Many gardeners and lawn care hobbyists know of groundcovers, plants that creep along the ground and are used to substitute for grass. Some homeowners may be unfortunate to have a lot of shaded area on their property where it could be difficult to grow grass. As a result, they turn to groundcover plants to keep their lawns from looking bare or patchy.
Groundcover plants can also be used to enhance the landscaping of a property. For example, homes that feature a stone pathway from driveway or street to door will display gaps between the stones. Rather then leaving the gaps bare, you can use groundcover plants to fill in. Many groundcovers are green, tough enough to take on the foot traffic and match with the rest of the lawn. Moreover, there are groundcovers that exhibit a different texture than grass and color that will provide more interest to the site. Chamomile and thyme could prove ideal.

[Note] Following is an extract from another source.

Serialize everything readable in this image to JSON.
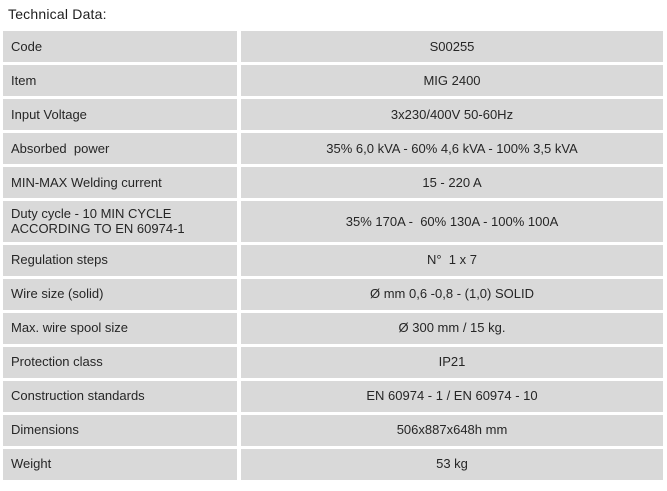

Mowing grass growing on a bank or steep slope can be a very difficult task. That problem can be remedied by using groundcover plants instead of grass. They are ideal in this application because they require minimal maintenance.
Underneath trees could prove to be a tough region for grasses to grow due to the shade resulting from the spreading branches and leaves. This has proven to be an ideal condition for many types of groundcover plants that thrive in shade including ferns and ivies.
Some types of groundcovers can also offer height and bulk to the landscape around your home. Junipers are available in a wide assortment of heights and will thrive in sunlight in different soil conditions and some do well in locations where the sun visits only half of a day.
Bulky plants like Golden-Yellow Tufts can add a great deal of visual interest to your property’s landscape. This plant can grow 3-feet to 6-feet tall and a little more than 6-feet in width. This plant can tolerate all kinds of well-drained soil.
Spring Tassels are ideal for shady or lightly shaded location and can also thrive in full sunlight if temperatures remain moderate and soil remains moist. The branches of such plants as drooping leucothoe display creamy flower clusters that contrast with the evergreen in its lower portions. These plants are ideal for shady banks and grow to heights of as much as 6-feet tall and about 6-feet wide. Unlike some groundcovers, leucothoe will flourish only in moist, acid, and well-drained soil. Moreover, it does not do well in drought. Best regions for the plant are USDA Zones 4 to 8. Coastal Leucothoe will grow 2-feet to 4-feet high and 3-feet to 6-feet wide and does well in USDA Zones 5 to 9.
Sweetbox could prove ideal in shady locations and grow 1-1/2-feet to 2-feet high and 4-feet to 5-feet wide. The evergreen foliage is exhibited throughout the year and in the spring tiny flowers offer a great scent. Best condition for the plant is moist, well-drained, organic soil in USDA Zones 5 to 8.
If there is a location of your property that experiences both full sun and full shade, then cherrylaurels could be ideal. This plant creates a dense shrub that is about 3-feet to 4-feet tall and as much as 8-feet wide. It displays 4-inch long evergreen leaves.
One groundcover plant that serves well above retaining walls is winter jasmine. Semi-evergreen to evergreen in warmer climates, the plant jets out its branches in all directions that root as they go and creating new plants. It displays small, bright yellow flowers sporadically during the winter and blossoms fully in February. It grows to a height of 3-feet to 4-feet and as much as 8-feet or more wide. Be prepared for it to colonize an area fast. The plant thrives in USDA Zones 6 to 10.